Как бы то ни было, профессор Лагранж пожелал немедленно сам приветствовать юную знаменитость. С того времени имя Софи Жермен заняло видное место среди самых выдающихся имен ученого мира. Изданные ею сочинения вполне подтвердили мнение Лагранжа, составленное о ней на основании ее анонимных математических заметок. Детство Софи Жермен имело некоторое сходство с детством Паскаля. С самого нежного возраста труднейшие занятия были шуткой для Софи, одаренной пытливым умом и тонким пониманием. Родные ее хотя и восхищались успехами маленькой девочки, но, опасаясь умственного переутомления от непосильных занятий, должны были запретить ей чтение серьезных книг. Впрочем им очень нравилось, что маленькой Софи легко даются знания, которые в практической жизни освобождают женщину от многих недостатков, присущих, как обыкновенно думают, ее полу; но отсюда конечно было еще далеко до мысли о том, что Софи — будущая знаменитость в области науки. Когда маленькая Софи прочла книгу, содержащую в себе исторический очерк математических наук, то ее особенно поразило то место, где автор превозносит заслуги, оказанные знаменитым математиком Архимедом своему родному городу Сиракузам; ей пришла в голову мысль идти по следам этого великого человека. Чтобы объяснить это странное желание молодой девушки, нужно вспомнить, что в ее время подражание героям древности было сильно в моде. Кроме того, это было время патриотического настроения. Случайно прочитанная на двенадцатом году книга пробудила в ней страсть к математическим занятиям. Родственники старались отвлечь ее от этой наклонности, казавшейся им совершенно неуместною в молодой девушке; но это был с их стороны напрасный труд. Пробуждающийся гений преодолевает всевозможные препятствия. Софи умела добывать книги для своих занятий; у нее их отнимали, — она добывала новые и прятала, но их отыскивали и поступали с ними также, как и с прежними. Ей удавалось однако снова запасаться книгами и она прятала их так, что разыскать их было почти невозможно: разделив их на особые тетрадки, по три и четыре листка, она прятала каждую из этих тетрадей в особое место; если отыскивали одну из тетрадок ею прочитанных, то она не сожалела об этом, так как все, что она прочла, было уже навсегда начертано в ее памяти. Если же случалось, что открывали тетрадку еще не прочитанную, то Софи пополняла этот пробел собственными силами, и подобно Паскалю угадывала сама то, чего ей не пришлось вычитать из книги.

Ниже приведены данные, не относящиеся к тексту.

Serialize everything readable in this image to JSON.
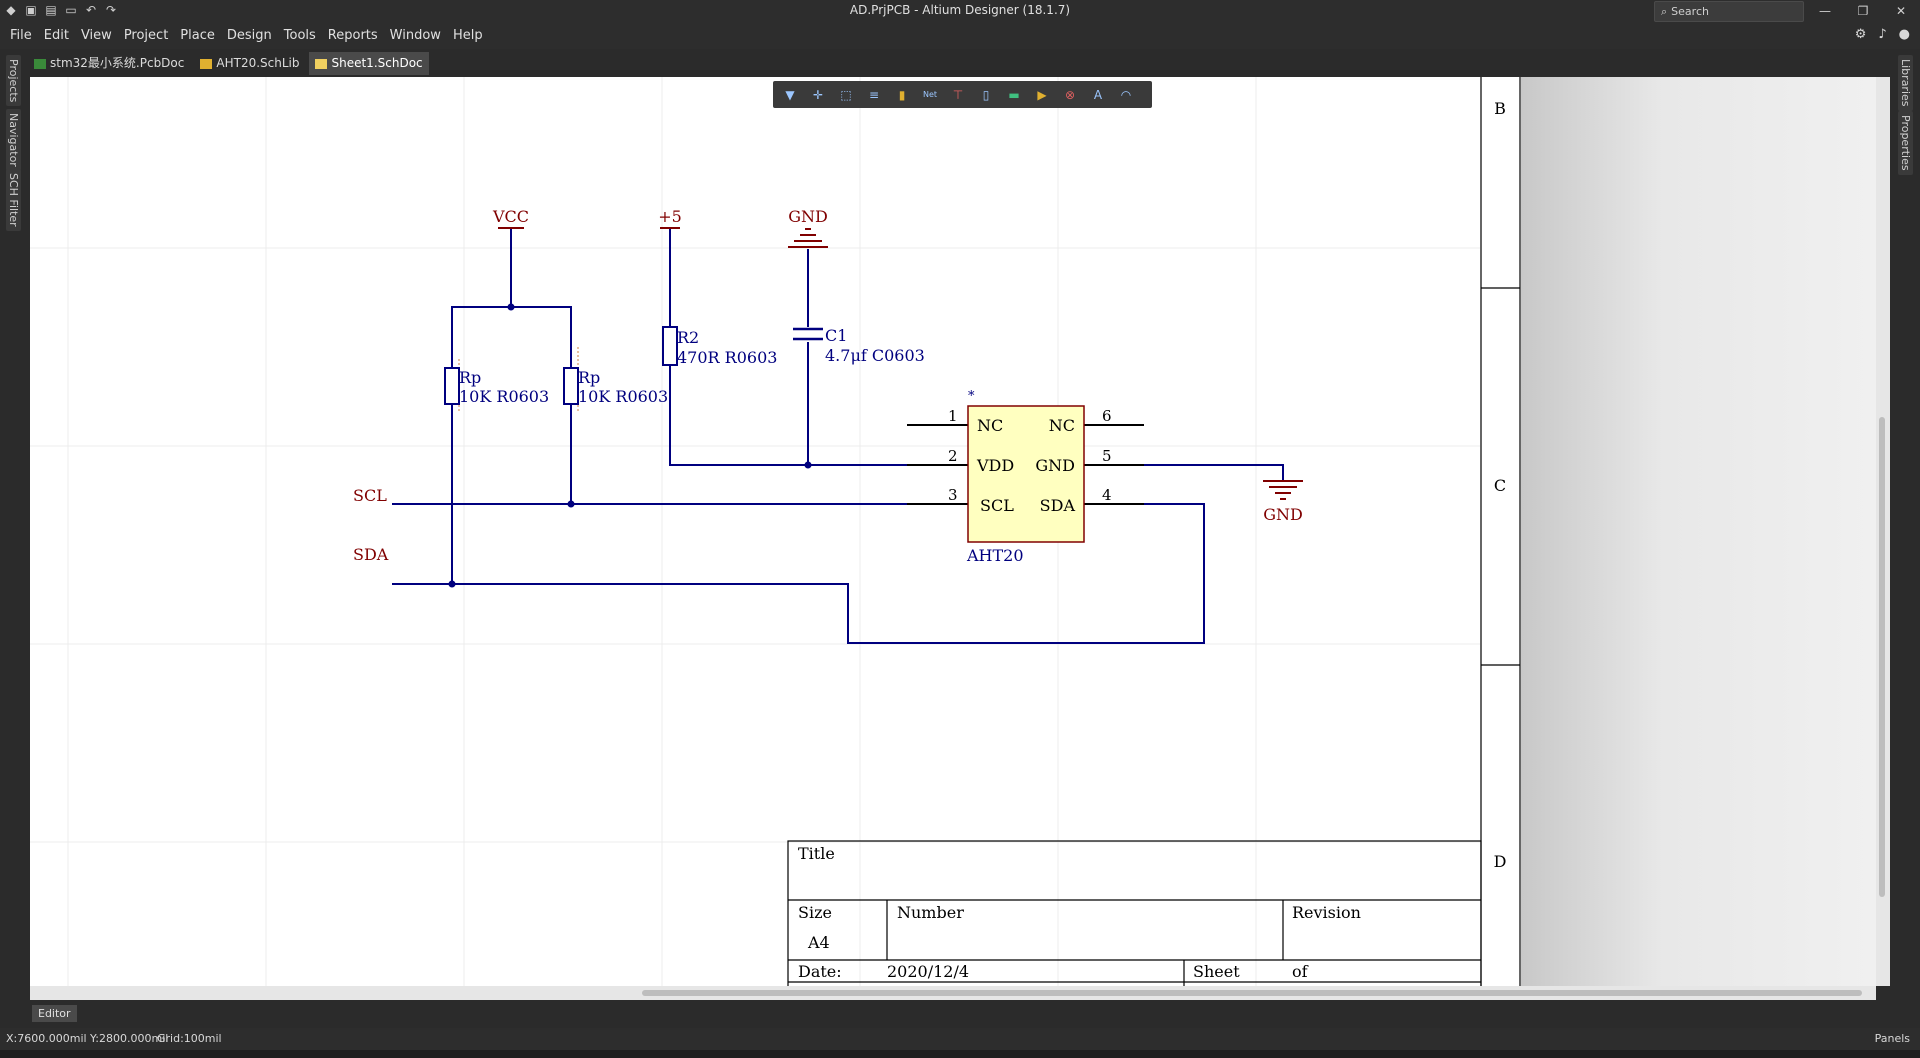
{
  "window": {
    "title": "AD.PrjPCB - Altium Designer (18.1.7)"
  },
  "search": {
    "placeholder": "Search"
  },
  "menu": [
    "File",
    "Edit",
    "View",
    "Project",
    "Place",
    "Design",
    "Tools",
    "Reports",
    "Window",
    "Help"
  ],
  "tabs": [
    {
      "label": "stm32最小系统.PcbDoc",
      "active": false
    },
    {
      "label": "AHT20.SchLib",
      "active": false
    },
    {
      "label": "Sheet1.SchDoc",
      "active": true
    }
  ],
  "left_panels": [
    "Projects",
    "Navigator",
    "SCH Filter"
  ],
  "right_panels": [
    "Libraries",
    "Properties"
  ],
  "schematic": {
    "zone_labels": [
      "B",
      "C",
      "D"
    ],
    "nets": {
      "vcc": "VCC",
      "p5": "+5",
      "gnd_top": "GND",
      "gnd_right": "GND",
      "scl": "SCL",
      "sda": "SDA"
    },
    "rp1": {
      "designator": "Rp",
      "value": "10K R0603"
    },
    "rp2": {
      "designator": "Rp",
      "value": "10K R0603"
    },
    "r2": {
      "designator": "R2",
      "value": "470R R0603"
    },
    "c1": {
      "designator": "C1",
      "value": "4.7μf C0603"
    },
    "ic": {
      "name": "AHT20",
      "marker": "*",
      "pins": {
        "p1": "1",
        "p2": "2",
        "p3": "3",
        "p4": "4",
        "p5": "5",
        "p6": "6"
      },
      "left": [
        "NC",
        "VDD",
        "SCL"
      ],
      "right": [
        "NC",
        "GND",
        "SDA"
      ]
    },
    "titleblock": {
      "title_label": "Title",
      "size_label": "Size",
      "size_value": "A4",
      "number_label": "Number",
      "revision_label": "Revision",
      "date_label": "Date:",
      "date_value": "2020/12/4",
      "sheet_label": "Sheet",
      "of_label": "of"
    }
  },
  "editor_tab": "Editor",
  "status": {
    "coords": "X:7600.000mil Y:2800.000mil",
    "grid": "Grid:100mil",
    "panels": "Panels"
  },
  "colors": {
    "wire": "#00007f",
    "netlabel": "#800000",
    "part_fill": "#ffffc0",
    "part_border": "#800000"
  }
}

Так как за ней очень строго следили, то днем она не имела возможности предаваться своим любимым занятиям, но за то ночью, когда все думали, что она спит, Софи вставала и занималась. Ей не давали свечей, — она тайком запасалась свечными огарками и, чтобы свет не был замечен, запиралась в большой шкаф. Зимой от нее отбирали даже платья на ночь, но она завертывалась в одеяло и до того увлекалась своими занятиями, что не чувствовала ни малейшего холода.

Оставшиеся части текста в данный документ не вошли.